Americans who encounter spoken and written English at every turn can often take the power of language for granted. Even linguistics majors.
Elizabeth “Liz” Kujath, who graduated from Mizzou in 2021 with a bachelor’s degree in linguistics, studied abroad in Tanzania on a Boren Scholarship during her junior year.
She was studying Swahili, the dominant language in East Africa, to aid her ability to do linguistic research there. The 15-year-old boy who lived with her homestay family, however, had grown up speaking Dholuo, with his mother. But those language skills — and his connection to his childhood and his mother — were fading.
Kujath asked if he’d like to speak Dholuo with her. He agreed. After school, he would speak simple words like “cat” and “dog.” She recorded it on her computer and, thinking nothing of it, played it back for him.

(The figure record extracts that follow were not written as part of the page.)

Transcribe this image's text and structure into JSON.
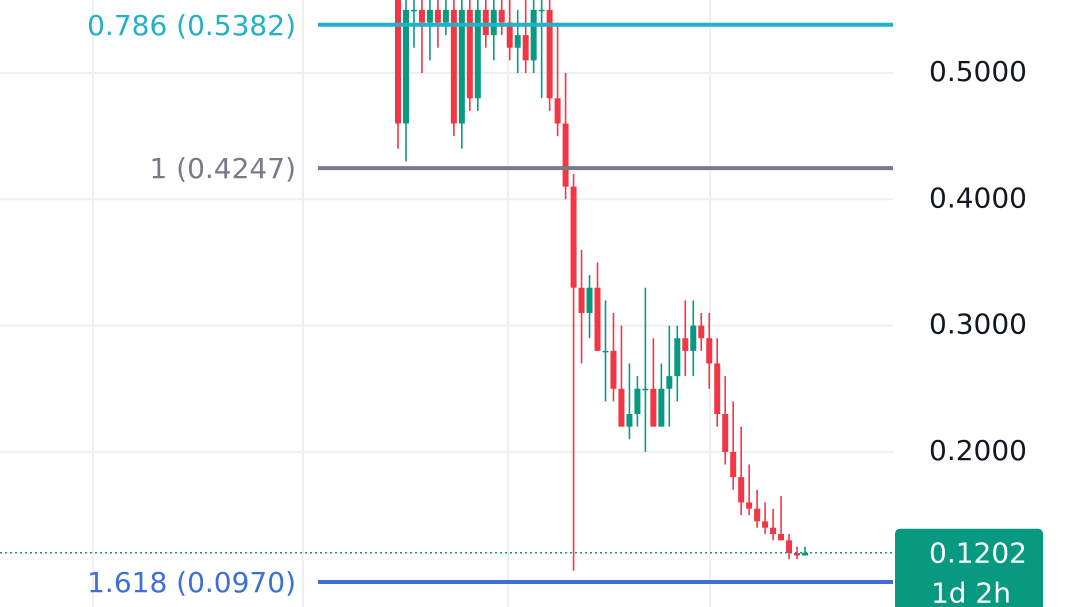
{
  "chart_data": {
    "type": "candlestick",
    "ylim": [
      0.0772,
      0.5578
    ],
    "yticks": [
      {
        "value": 0.2,
        "label": "0.2000"
      },
      {
        "value": 0.3,
        "label": "0.3000"
      },
      {
        "value": 0.4,
        "label": "0.4000"
      },
      {
        "value": 0.5,
        "label": "0.5000"
      }
    ],
    "grid": true,
    "up_color": "#089981",
    "down_color": "#f23645",
    "open": [
      0.56,
      0.46,
      0.55,
      0.55,
      0.54,
      0.55,
      0.54,
      0.55,
      0.46,
      0.55,
      0.48,
      0.55,
      0.53,
      0.55,
      0.54,
      0.52,
      0.53,
      0.51,
      0.55,
      0.55,
      0.48,
      0.46,
      0.41,
      0.33,
      0.31,
      0.33,
      0.28,
      0.28,
      0.25,
      0.22,
      0.23,
      0.25,
      0.25,
      0.22,
      0.25,
      0.26,
      0.29,
      0.28,
      0.3,
      0.29,
      0.27,
      0.23,
      0.2,
      0.18,
      0.16,
      0.155,
      0.145,
      0.14,
      0.135,
      0.13,
      0.12,
      0.118
    ],
    "high": [
      0.56,
      0.56,
      0.56,
      0.56,
      0.56,
      0.56,
      0.56,
      0.56,
      0.56,
      0.56,
      0.56,
      0.56,
      0.56,
      0.56,
      0.56,
      0.55,
      0.56,
      0.56,
      0.56,
      0.56,
      0.54,
      0.5,
      0.42,
      0.36,
      0.34,
      0.35,
      0.32,
      0.31,
      0.3,
      0.27,
      0.26,
      0.33,
      0.29,
      0.27,
      0.3,
      0.3,
      0.32,
      0.32,
      0.31,
      0.31,
      0.29,
      0.26,
      0.24,
      0.22,
      0.19,
      0.17,
      0.16,
      0.155,
      0.165,
      0.135,
      0.125,
      0.125
    ],
    "low": [
      0.44,
      0.43,
      0.52,
      0.5,
      0.51,
      0.52,
      0.53,
      0.45,
      0.44,
      0.47,
      0.47,
      0.52,
      0.51,
      0.53,
      0.51,
      0.5,
      0.5,
      0.5,
      0.48,
      0.47,
      0.45,
      0.4,
      0.106,
      0.27,
      0.29,
      0.28,
      0.24,
      0.24,
      0.22,
      0.21,
      0.22,
      0.2,
      0.22,
      0.22,
      0.22,
      0.24,
      0.26,
      0.26,
      0.28,
      0.25,
      0.22,
      0.19,
      0.17,
      0.15,
      0.15,
      0.14,
      0.135,
      0.13,
      0.13,
      0.115,
      0.115,
      0.118
    ],
    "close": [
      0.46,
      0.55,
      0.55,
      0.54,
      0.55,
      0.54,
      0.55,
      0.46,
      0.55,
      0.48,
      0.55,
      0.53,
      0.55,
      0.54,
      0.52,
      0.53,
      0.51,
      0.55,
      0.55,
      0.48,
      0.46,
      0.41,
      0.33,
      0.31,
      0.33,
      0.28,
      0.28,
      0.25,
      0.22,
      0.23,
      0.25,
      0.25,
      0.22,
      0.25,
      0.26,
      0.29,
      0.28,
      0.3,
      0.29,
      0.27,
      0.23,
      0.2,
      0.18,
      0.16,
      0.155,
      0.145,
      0.14,
      0.135,
      0.13,
      0.12,
      0.118,
      0.1202
    ],
    "fib_levels": [
      {
        "label": "0.786 (0.5382)",
        "value": 0.5382,
        "color": "#22b1c6"
      },
      {
        "label": "1 (0.4247)",
        "value": 0.4247,
        "color": "#787b86"
      },
      {
        "label": "1.618 (0.0970)",
        "value": 0.097,
        "color": "#3d6fd6"
      }
    ],
    "last_price": {
      "value": 0.1202,
      "countdown": "1d 2h",
      "color": "#089981"
    }
  }
}
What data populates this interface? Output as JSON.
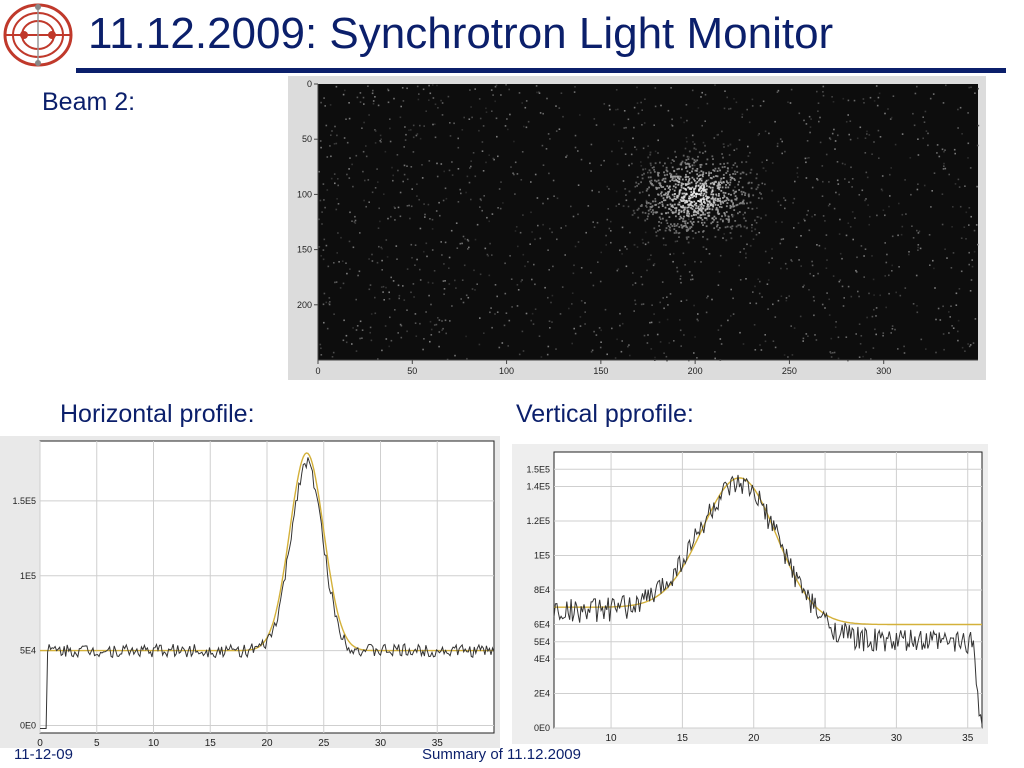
{
  "slide": {
    "title": "11.12.2009: Synchrotron Light Monitor",
    "beam_label": "Beam 2:",
    "horizontal_label": "Horizontal profile:",
    "vertical_label": "Vertical pprofile:",
    "footer_date": "11-12-09",
    "footer_center": "Summary of 11.12.2009"
  },
  "logo": {
    "icon": "lhc-logo-icon",
    "color": "#c0392b"
  },
  "colors": {
    "title": "#0b1f6b",
    "fit": "#d4b13a",
    "data": "#333333"
  },
  "chart_data": [
    {
      "type": "heatmap",
      "title": "",
      "x_ticks": [
        "0",
        "50",
        "100",
        "150",
        "200",
        "250",
        "300"
      ],
      "y_ticks": [
        "0",
        "50",
        "100",
        "150",
        "200"
      ],
      "xlim": [
        0,
        350
      ],
      "ylim": [
        0,
        250
      ],
      "spot": {
        "x": 200,
        "y": 100,
        "sigma_x": 15,
        "sigma_y": 18
      }
    },
    {
      "type": "line",
      "title": "",
      "x_ticks": [
        "0",
        "5",
        "10",
        "15",
        "20",
        "25",
        "30",
        "35"
      ],
      "y_ticks": [
        "0E0",
        "5E4",
        "1E5",
        "1.5E5"
      ],
      "xlim": [
        0,
        40
      ],
      "ylim": [
        -5000,
        190000
      ],
      "series": [
        {
          "kind": "measured",
          "baseline": 50000,
          "peak": 175000,
          "center": 23.5,
          "sigma": 1.4
        },
        {
          "kind": "fit",
          "baseline": 50000,
          "peak": 182000,
          "center": 23.5,
          "sigma": 1.5
        }
      ]
    },
    {
      "type": "line",
      "title": "",
      "x_ticks": [
        "10",
        "15",
        "20",
        "25",
        "30",
        "35"
      ],
      "y_ticks": [
        "0E0",
        "2E4",
        "4E4",
        "5E4",
        "6E4",
        "8E4",
        "1E5",
        "1.2E5",
        "1.4E5",
        "1.5E5"
      ],
      "xlim": [
        6,
        36
      ],
      "ylim": [
        0,
        160000
      ],
      "series": [
        {
          "kind": "measured",
          "baseline_left": 68000,
          "baseline_right": 50000,
          "peak": 140000,
          "center": 19,
          "sigma": 3
        },
        {
          "kind": "fit",
          "baseline_left": 70000,
          "baseline_right": 60000,
          "peak": 145000,
          "center": 19,
          "sigma": 2.6
        }
      ]
    }
  ]
}
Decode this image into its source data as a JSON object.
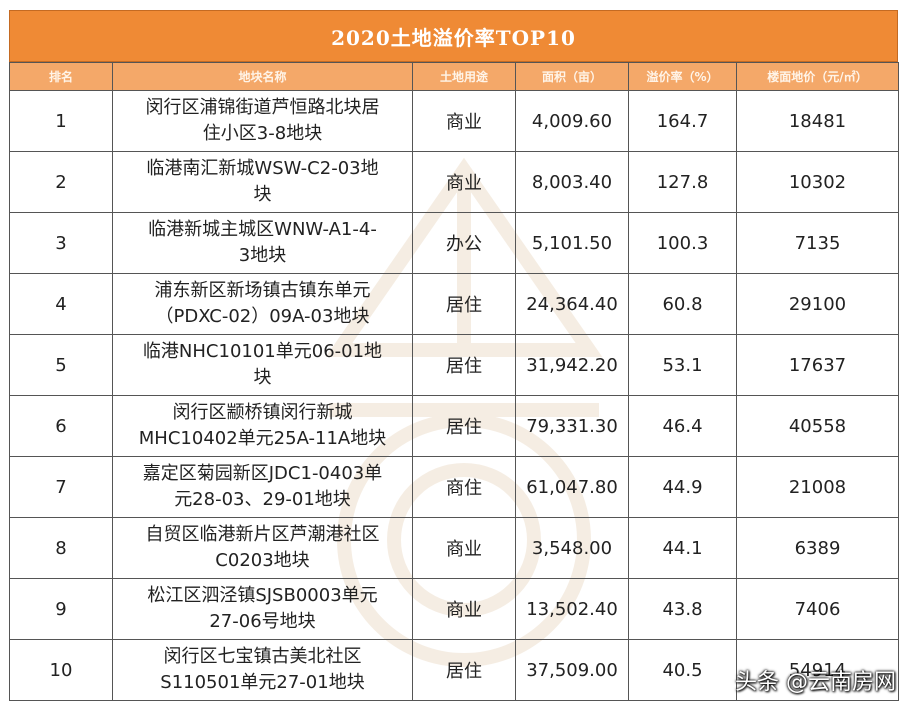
{
  "title": "2020土地溢价率TOP10",
  "headers": [
    "排名",
    "地块名称",
    "土地用途",
    "面积（亩）",
    "溢价率（%）",
    "楼面地价（元/㎡）"
  ],
  "rows": [
    {
      "rank": "1",
      "name_line1": "闵行区浦锦街道芦恒路北块居",
      "name_line2": "住小区3-8地块",
      "use": "商业",
      "area": "4,009.60",
      "premium": "164.7",
      "price": "18481"
    },
    {
      "rank": "2",
      "name_line1": "临港南汇新城WSW-C2-03地",
      "name_line2": "块",
      "use": "商业",
      "area": "8,003.40",
      "premium": "127.8",
      "price": "10302"
    },
    {
      "rank": "3",
      "name_line1": "临港新城主城区WNW-A1-4-",
      "name_line2": "3地块",
      "use": "办公",
      "area": "5,101.50",
      "premium": "100.3",
      "price": "7135"
    },
    {
      "rank": "4",
      "name_line1": "浦东新区新场镇古镇东单元",
      "name_line2": "（PDXC-02）09A-03地块",
      "use": "居住",
      "area": "24,364.40",
      "premium": "60.8",
      "price": "29100"
    },
    {
      "rank": "5",
      "name_line1": "临港NHC10101单元06-01地",
      "name_line2": "块",
      "use": "居住",
      "area": "31,942.20",
      "premium": "53.1",
      "price": "17637"
    },
    {
      "rank": "6",
      "name_line1": "闵行区颛桥镇闵行新城",
      "name_line2": "MHC10402单元25A-11A地块",
      "use": "居住",
      "area": "79,331.30",
      "premium": "46.4",
      "price": "40558"
    },
    {
      "rank": "7",
      "name_line1": "嘉定区菊园新区JDC1-0403单",
      "name_line2": "元28-03、29-01地块",
      "use": "商住",
      "area": "61,047.80",
      "premium": "44.9",
      "price": "21008"
    },
    {
      "rank": "8",
      "name_line1": "自贸区临港新片区芦潮港社区",
      "name_line2": "C0203地块",
      "use": "商业",
      "area": "3,548.00",
      "premium": "44.1",
      "price": "6389"
    },
    {
      "rank": "9",
      "name_line1": "松江区泗泾镇SJSB0003单元",
      "name_line2": "27-06号地块",
      "use": "商业",
      "area": "13,502.40",
      "premium": "43.8",
      "price": "7406"
    },
    {
      "rank": "10",
      "name_line1": "闵行区七宝镇古美北社区",
      "name_line2": "S110501单元27-01地块",
      "use": "居住",
      "area": "37,509.00",
      "premium": "40.5",
      "price": "54914"
    }
  ],
  "credit": "头条 @云南房网",
  "colors": {
    "title_bg": "#ef8a35",
    "header_bg": "#f4a869",
    "border": "#555555"
  }
}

His eyes lit up. It was the first time he’d heard a recording of his language before.
“I never saw a kid get so excited about something I didn’t think he would get excited about at all,” Kujath says.
Since then, Kujath has applied for the Marshall Scholarship and a Fulbright U.S. Student grant and accepted the 2021 Mark Twain Fellowship to study documentary linguistics at Leiden University, in the Netherlands, one of the top linguistics universities in the world. She plans to follow that with a doctoral degree.
On challenging days, that memory still motivates her pursuit of documentational linguistics, which is the description of a language’s usage and grammar and the creation of a verbal and written record of it for the community.
“It’s representation,” Kujath says, “and documentation that they exist and are valid. Their language is valid.”